Implement the traditional -h option for man(1): show the SYNOPSIS only.
As usual, we get mandoc -h and apropos -h for free.
Try stuff like "apropos -h In=dirent" or "apropos -h Fa=timespec".
Only useful for terminal output, so -Tps, -Tpdf, -Thtml ignore -h for now.
When makewhatis(8) finds an .so link after the manual being pointed to
has already been processed, add the file names to the names table, too,
not just to the mlinks table.
This fixes a bug where apropos(1) and the new man(1) wouldn't find some
of the Xenocara manuals via some of their .so links. After rebuilding,
run "makewhatis /usr/X11R6/man" or just wait for weekly(8).
In man(1) mode, change to the right directory before starting the parser,
just like traditional man(1) does, such that .so links have a chance to
work. After this point, we don't need the current directory for anything
else before exit, so we don't need to worry about getting back and we can
safely ignore failure.
Ingo Schwarze [Sat, 30 Aug 2014 18:08:10 +0000 (18:08 +0000)]
Introduce a man(1) -l option as an alias for mandoc -a.
Basically, this does the same as man -l in Linux man-db.
The point is that now all functionality of the combined tool
is reachable from the man(1) command name:
apropos = man -k, whatis = man -f, mandoc = man -cl.
Originally suggested by Carsten dot Kunze at arcor dot de,
current maintainer of the Heirloom Documentation Tools.

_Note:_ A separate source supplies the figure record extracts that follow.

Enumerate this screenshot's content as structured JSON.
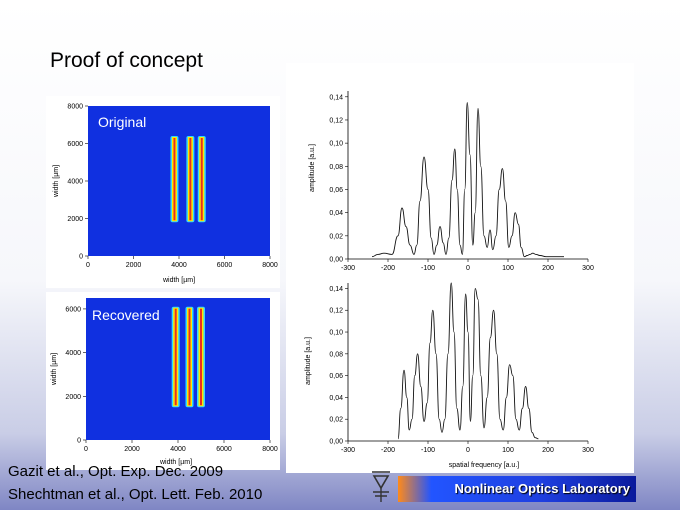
{
  "slide": {
    "title": "Proof of concept",
    "citation_1": "Gazit et al., Opt. Exp.  Dec. 2009",
    "citation_2": "Shechtman et al., Opt. Lett. Feb. 2010",
    "lab_name": "Nonlinear Optics Laboratory",
    "logo_icon": "technion-logo-icon"
  },
  "chart_data": [
    {
      "type": "heatmap",
      "label": "Original",
      "xlabel": "width [µm]",
      "ylabel": "width [µm]",
      "xticks": [
        "0",
        "2000",
        "4000",
        "6000",
        "8000"
      ],
      "yticks": [
        "0",
        "2000",
        "4000",
        "6000",
        "8000"
      ],
      "xlim": [
        0,
        8000
      ],
      "ylim": [
        0,
        8000
      ],
      "stripes": [
        {
          "x": 3800,
          "y0": 1800,
          "y1": 6400
        },
        {
          "x": 4500,
          "y0": 1800,
          "y1": 6400
        },
        {
          "x": 5000,
          "y0": 1800,
          "y1": 6400
        }
      ]
    },
    {
      "type": "line",
      "xlabel": "",
      "ylabel": "amplitude [a.u.]",
      "xticks": [
        "-300",
        "-200",
        "-100",
        "0",
        "100",
        "200",
        "300"
      ],
      "yticks": [
        "0,00",
        "0,02",
        "0,04",
        "0,06",
        "0,08",
        "0,10",
        "0,12",
        "0,14"
      ],
      "xlim": [
        -300,
        300
      ],
      "ylim": [
        0,
        0.145
      ],
      "x": [
        -240,
        -225,
        -210,
        -190,
        -175,
        -165,
        -155,
        -145,
        -135,
        -128,
        -120,
        -110,
        -100,
        -92,
        -85,
        -78,
        -70,
        -62,
        -55,
        -48,
        -40,
        -33,
        -27,
        -20,
        -14,
        -8,
        -2,
        5,
        12,
        18,
        25,
        32,
        40,
        48,
        55,
        62,
        70,
        78,
        86,
        94,
        102,
        110,
        118,
        126,
        133,
        141,
        148,
        155,
        162,
        170,
        180,
        195,
        210,
        225,
        240
      ],
      "values": [
        0.002,
        0.004,
        0.005,
        0.004,
        0.02,
        0.044,
        0.028,
        0.012,
        0.004,
        0.012,
        0.05,
        0.088,
        0.06,
        0.018,
        0.004,
        0.012,
        0.028,
        0.014,
        0.004,
        0.018,
        0.068,
        0.095,
        0.06,
        0.012,
        0.004,
        0.06,
        0.135,
        0.09,
        0.012,
        0.04,
        0.13,
        0.08,
        0.02,
        0.01,
        0.025,
        0.008,
        0.02,
        0.06,
        0.078,
        0.05,
        0.01,
        0.02,
        0.04,
        0.03,
        0.01,
        0.002,
        0.003,
        0.004,
        0.005,
        0.004,
        0.003,
        0.002,
        0.002,
        0.002,
        0.002
      ]
    },
    {
      "type": "heatmap",
      "label": "Recovered",
      "xlabel": "width [µm]",
      "ylabel": "width [µm]",
      "xticks": [
        "0",
        "2000",
        "4000",
        "6000",
        "8000"
      ],
      "yticks": [
        "0",
        "2000",
        "4000",
        "6000"
      ],
      "xlim": [
        0,
        8000
      ],
      "ylim": [
        0,
        6500
      ],
      "stripes": [
        {
          "x": 3900,
          "y0": 1500,
          "y1": 6100
        },
        {
          "x": 4500,
          "y0": 1500,
          "y1": 6100
        },
        {
          "x": 5000,
          "y0": 1500,
          "y1": 6100
        }
      ]
    },
    {
      "type": "line",
      "xlabel": "spatial frequency [a.u.]",
      "ylabel": "amplitude [a.u.]",
      "xticks": [
        "-300",
        "-200",
        "-100",
        "0",
        "100",
        "200",
        "300"
      ],
      "yticks": [
        "0,00",
        "0,02",
        "0,04",
        "0,06",
        "0,08",
        "0,10",
        "0,12",
        "0,14"
      ],
      "xlim": [
        -300,
        300
      ],
      "ylim": [
        0,
        0.145
      ],
      "x": [
        -175,
        -168,
        -160,
        -153,
        -147,
        -140,
        -133,
        -126,
        -118,
        -110,
        -102,
        -95,
        -88,
        -80,
        -72,
        -65,
        -58,
        -50,
        -42,
        -35,
        -28,
        -20,
        -13,
        -6,
        0,
        6,
        12,
        18,
        25,
        32,
        40,
        48,
        56,
        64,
        72,
        80,
        88,
        96,
        104,
        112,
        120,
        128,
        136,
        144,
        152,
        160,
        168,
        176
      ],
      "values": [
        0.002,
        0.03,
        0.065,
        0.04,
        0.01,
        0.02,
        0.06,
        0.08,
        0.05,
        0.018,
        0.035,
        0.09,
        0.12,
        0.08,
        0.02,
        0.008,
        0.02,
        0.08,
        0.145,
        0.1,
        0.03,
        0.01,
        0.05,
        0.135,
        0.1,
        0.018,
        0.06,
        0.14,
        0.13,
        0.06,
        0.012,
        0.04,
        0.095,
        0.12,
        0.08,
        0.02,
        0.01,
        0.04,
        0.07,
        0.06,
        0.02,
        0.01,
        0.03,
        0.05,
        0.03,
        0.008,
        0.003,
        0.002
      ]
    }
  ]
}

While here, add various missing information to the usage()
and to the manuals.
Ingo Schwarze [Thu, 28 Aug 2014 10:38:06 +0000 (10:38 +0000)]
On Linux, wcwidth() needs _XOPEN_SOURCE, or just _GNU_SOURCE for simplicity.

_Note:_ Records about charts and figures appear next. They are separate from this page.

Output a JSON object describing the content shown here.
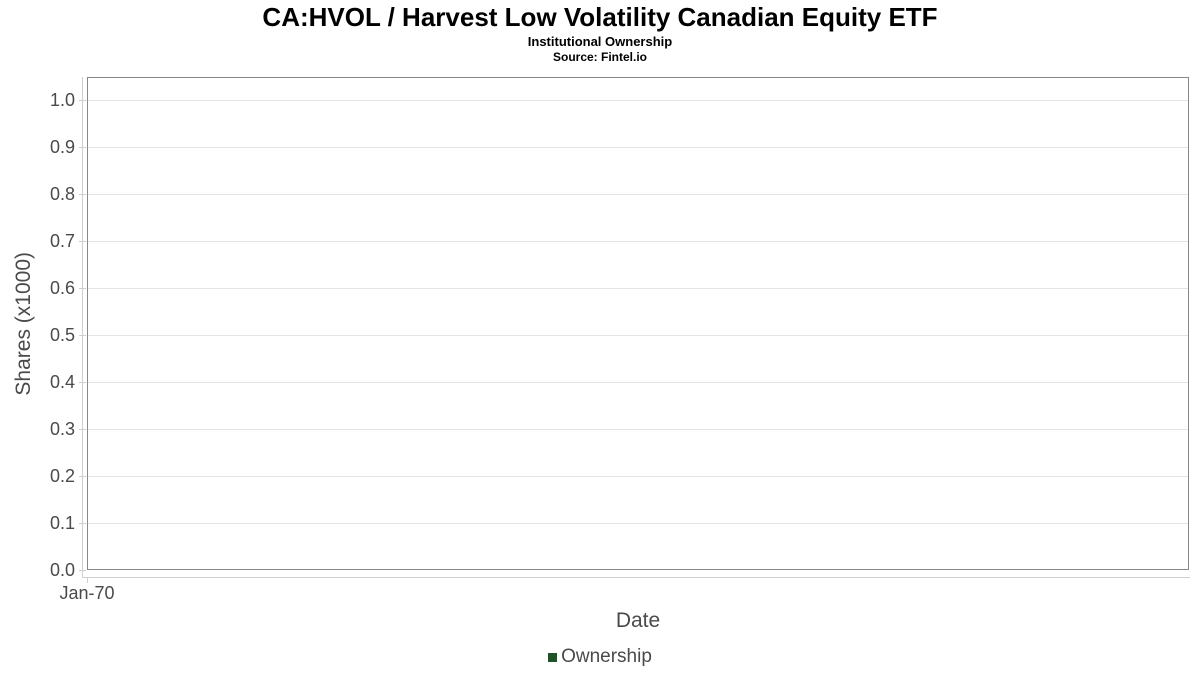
{
  "chart_data": {
    "type": "bar",
    "title": "CA:HVOL / Harvest Low Volatility Canadian Equity ETF",
    "subtitle": "Institutional Ownership",
    "source": "Source: Fintel.io",
    "xlabel": "Date",
    "ylabel": "Shares (x1000)",
    "categories": [
      "Jan-70"
    ],
    "series": [
      {
        "name": "Ownership",
        "color": "#1f5227",
        "values": []
      }
    ],
    "x_ticks": [
      "Jan-70"
    ],
    "y_ticks": [
      "0.0",
      "0.1",
      "0.2",
      "0.3",
      "0.4",
      "0.5",
      "0.6",
      "0.7",
      "0.8",
      "0.9",
      "1.0"
    ],
    "ylim": [
      0,
      1.05
    ],
    "grid": true,
    "legend_position": "bottom",
    "legend": {
      "entries": [
        {
          "label": "Ownership",
          "swatch_color": "#1f5227"
        }
      ]
    }
  },
  "colors": {
    "background": "#ffffff",
    "title": "#000000",
    "axis_text": "#4a4a4a",
    "tick_text": "#4a4a4a",
    "plot_border": "#888888",
    "axis_line": "#cfcfcf",
    "gridline": "#e4e4e4",
    "legend_swatch": "#1f5227"
  }
}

Besides, signedness of wchar_t and wint_t may differ, it i only
guaranteed that each wchar_t can be represented as a wint_t.

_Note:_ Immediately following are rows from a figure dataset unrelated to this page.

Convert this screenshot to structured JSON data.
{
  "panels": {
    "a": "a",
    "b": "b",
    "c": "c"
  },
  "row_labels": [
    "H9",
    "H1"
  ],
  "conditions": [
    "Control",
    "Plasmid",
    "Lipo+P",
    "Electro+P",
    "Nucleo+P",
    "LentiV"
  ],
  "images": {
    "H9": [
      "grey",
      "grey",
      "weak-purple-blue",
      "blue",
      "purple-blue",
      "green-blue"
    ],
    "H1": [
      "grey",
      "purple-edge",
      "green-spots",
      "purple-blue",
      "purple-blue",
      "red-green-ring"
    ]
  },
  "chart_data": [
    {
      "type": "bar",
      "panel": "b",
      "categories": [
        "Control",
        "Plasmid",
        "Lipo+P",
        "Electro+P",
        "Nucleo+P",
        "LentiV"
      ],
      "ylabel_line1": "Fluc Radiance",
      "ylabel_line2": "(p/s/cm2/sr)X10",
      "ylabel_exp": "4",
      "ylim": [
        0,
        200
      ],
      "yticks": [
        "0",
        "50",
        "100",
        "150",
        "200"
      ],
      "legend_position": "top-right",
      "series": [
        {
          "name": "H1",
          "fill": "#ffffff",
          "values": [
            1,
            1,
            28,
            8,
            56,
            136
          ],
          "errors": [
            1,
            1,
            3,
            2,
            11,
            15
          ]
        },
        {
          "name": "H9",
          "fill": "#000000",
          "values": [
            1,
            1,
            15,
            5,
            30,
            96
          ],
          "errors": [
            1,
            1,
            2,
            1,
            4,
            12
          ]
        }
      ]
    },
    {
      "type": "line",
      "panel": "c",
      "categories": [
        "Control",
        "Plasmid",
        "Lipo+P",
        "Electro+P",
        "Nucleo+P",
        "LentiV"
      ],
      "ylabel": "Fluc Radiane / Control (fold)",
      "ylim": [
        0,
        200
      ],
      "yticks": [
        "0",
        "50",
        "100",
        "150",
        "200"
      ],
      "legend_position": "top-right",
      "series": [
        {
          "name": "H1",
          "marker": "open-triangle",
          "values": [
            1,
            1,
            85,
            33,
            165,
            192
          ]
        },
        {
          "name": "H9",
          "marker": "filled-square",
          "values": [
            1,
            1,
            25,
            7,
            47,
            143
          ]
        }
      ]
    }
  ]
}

A problem report by Daniel Levai reminded me to fix this.
Ingo Schwarze [Sun, 24 Aug 2014 23:43:13 +0000 (23:43 +0000)]
When support for bold italic font was added to the parsers and to the
generic parts of the formatters some time ago, the PostScript- and
PDF-specific part of the formatters was neglected.
Now pascal@ reports that mandoc -Tps throws an assertion on perl(1),
apparently because that manual actually uses bold italic font.
So here is an overdue implementation of bold italic font support for
PostScript and PDF output.
Ingo Schwarze [Sat, 23 Aug 2014 00:34:59 +0000 (00:34 +0000)]
Let man(1) display preformatted manuals by simply reading them
from the file and copying them to the standard output.
This works even for mixed formats: "man -a groff mandoc" displays
groff(1) [formatted], mandoc(1) [unformatted], groff(7) [formatted],
and mandoc(7) [unformatted] in that order.
Ingo Schwarze [Fri, 22 Aug 2014 03:42:18 +0000 (03:42 +0000)]
mandoc -a, man, apropos -a, whatis -a now paginate by default
but provide an option -c to not paginate;
taking inspiration from manpage.c, hence adding (c) 2012 kristaps@
Ingo Schwarze [Thu, 21 Aug 2014 20:29:07 +0000 (20:29 +0000)]
Bugfix: make whatis(1) case-insensitive again.
The traditional whatis(1) was case-insensitve and it's still documented
that way, but that apparently got broken with or after the switch.
Ingo Schwarze [Thu, 21 Aug 2014 12:57:17 +0000 (12:57 +0000)]
Right after .Fl, a middle delimiter triggers an empty scope,
just like a closing delimiter. This didn't work in groff-1.15,
but it now works in groff-1.22.
After being closed by delimiters, .Nm scopes do not reopen.
Do not suppress white space after .Fl if the next node is a text node
on the same input line; that can happen for middle delimiters.